González-Rey (2013) relaciona esse atraso na América Latina, com exceção de Cuba, à vigilância
ideológica, presente nesses países, que consideravam subversivas quaisquer produções científicas,
culturais ou artísticas, provenientes da antiga URSS, durante o extenso período da guerra fria. Nas
últimas décadas, aumentam investigações que tomam como ponto de partida a constituição da infância
como fenômeno multideterminado, do qual fazem parte indissociavelmente seu lugar e sua relação no
coletivo, isto é, família, cultura, rede de apoio, desejo de pertencimento ao grupo, condições físicas e
sociais, sentidos e significados atribuídos ou mesmo contexto histórico e político. Permanecem,
contudo, investigações que concebem a criança como universal, comparável em sua faixa etária com
qualquer outra nos mais distantes contextos, espacial e temporalmente.
A importância crescente do contexto para compreensão dos fenômenos que envolvem o sujeito
aparece nas propostas de classificação, de Hall (2006), de sujeito sociológico e sujeito pós-moderno. A
noção do sujeito sociológico, com “núcleo” ou “essência interior”, compreende que é na relação deste
com o social que se constitui a “identidade”, pela mediação de valores, sentidos e símbolos. O “sujeito
pós-moderno”, tributário de uma filosofia não metafísica, não será mais herdeiro de uma essência
primeira. Se a noção de identidade esteve associada à fixidez e imutabilidade, passa a ser incorporada
em diálogo com o contexto. No limite, investigações, não apenas em psicologia, nas quais aparecem
ideias de formação e transformação contínuas, marcadas pela transitoriedade e pelo conceito de
identidades múltiplas e, por vezes, contraditórias: “A identidade plenamente unificada, completa,
segura e coerente é uma fantasia” (Hall, 2006, p. 13).
Na sociologia reflexiva de Pierre Bourdieu (2005, 2009, 2011) a compreensão de uma vida ou de
uma obra é indissociável de suas condições de realização, circunscritas a um “espaço dos possíveis”.

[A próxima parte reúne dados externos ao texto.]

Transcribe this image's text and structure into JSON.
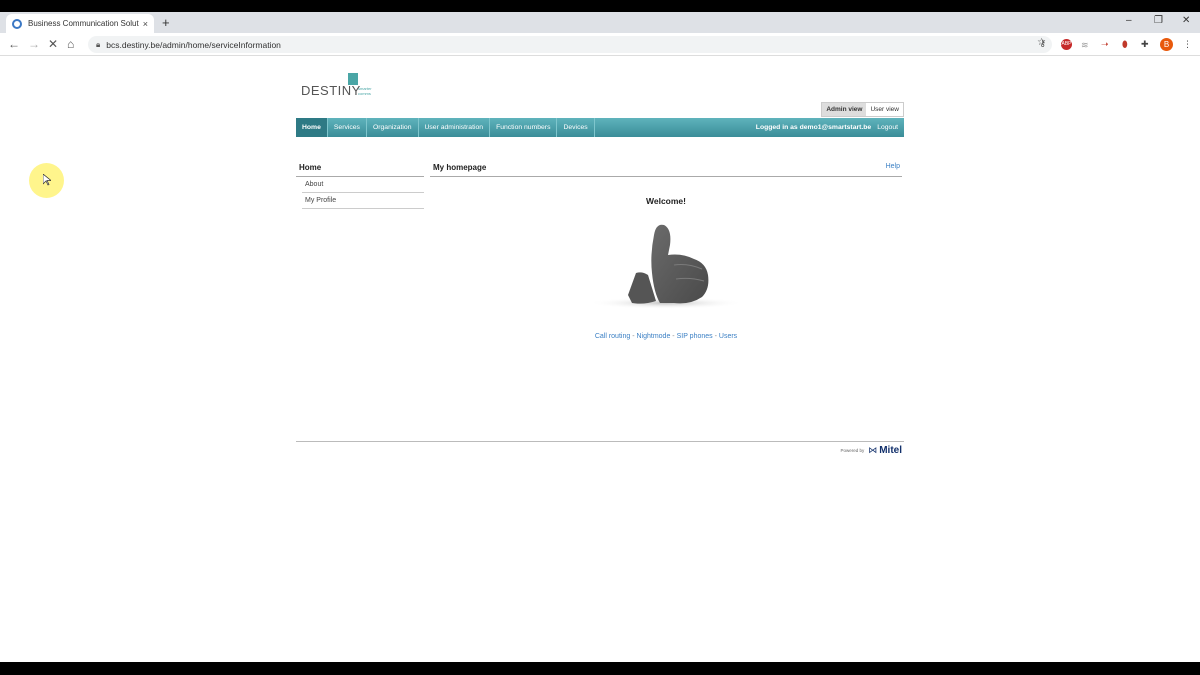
{
  "browser": {
    "tab_title": "Business Communication Solutio",
    "tab_close": "×",
    "new_tab": "+",
    "url": "bcs.destiny.be/admin/home/serviceInformation",
    "profile_initial": "B",
    "window_controls": [
      "–",
      "❐",
      "✕"
    ]
  },
  "logo": {
    "name": "DESTINY",
    "tagline_line1": "smarter",
    "tagline_line2": "comms"
  },
  "view_tabs": [
    {
      "label": "Admin view",
      "active": true
    },
    {
      "label": "User view",
      "active": false
    }
  ],
  "nav": {
    "items": [
      "Home",
      "Services",
      "Organization",
      "User administration",
      "Function numbers",
      "Devices"
    ],
    "logged_in": "Logged in as demo1@smartstart.be",
    "logout": "Logout"
  },
  "sidebar": {
    "heading": "Home",
    "items": [
      "About",
      "My Profile"
    ]
  },
  "content": {
    "title": "My homepage",
    "help": "Help",
    "welcome": "Welcome!",
    "links": [
      "Call routing",
      "Nightmode",
      "SIP phones",
      "Users"
    ],
    "separator": " - "
  },
  "footer": {
    "powered_label": "Powered by",
    "brand": "Mitel"
  },
  "colors": {
    "nav_accent": "#3a8d98",
    "link": "#3a7fc4",
    "logo_teal": "#4aa6a6"
  }
}
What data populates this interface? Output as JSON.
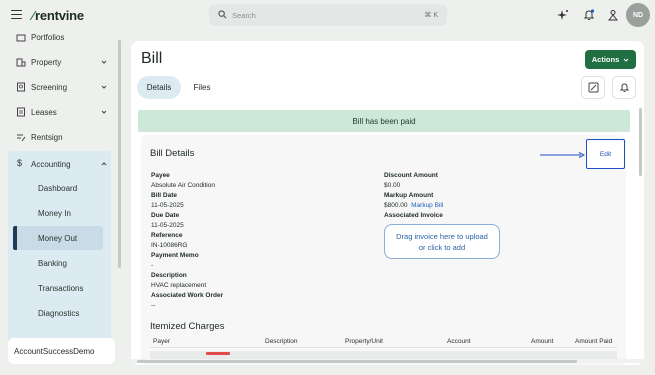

Nessa perspectiva, a compreensão do pesquisador deve voltar-se para o campo no qual e contra o
qual uma vida se fez e, primeiramente, para sua própria vida, no movimento reflexivo que Bourdieu
(2005) defendeu e exercitou. Para o autor, na vertente anterior estão implícitos pressupostos de que a
vida constitui um todo coerente, linear, expressão unitária de intenção ou projeto, que transcorre em
uma ordem cronológica e lógica, com origem e fim, dirigida para sua realização. Tentar compreender a
vida com essas características seria quase tão absurdo quanto analisar um trajeto no metrô sem
considerar a estrutura da rede, as condições e relações objetivas, a passagem por aqueles trilhos.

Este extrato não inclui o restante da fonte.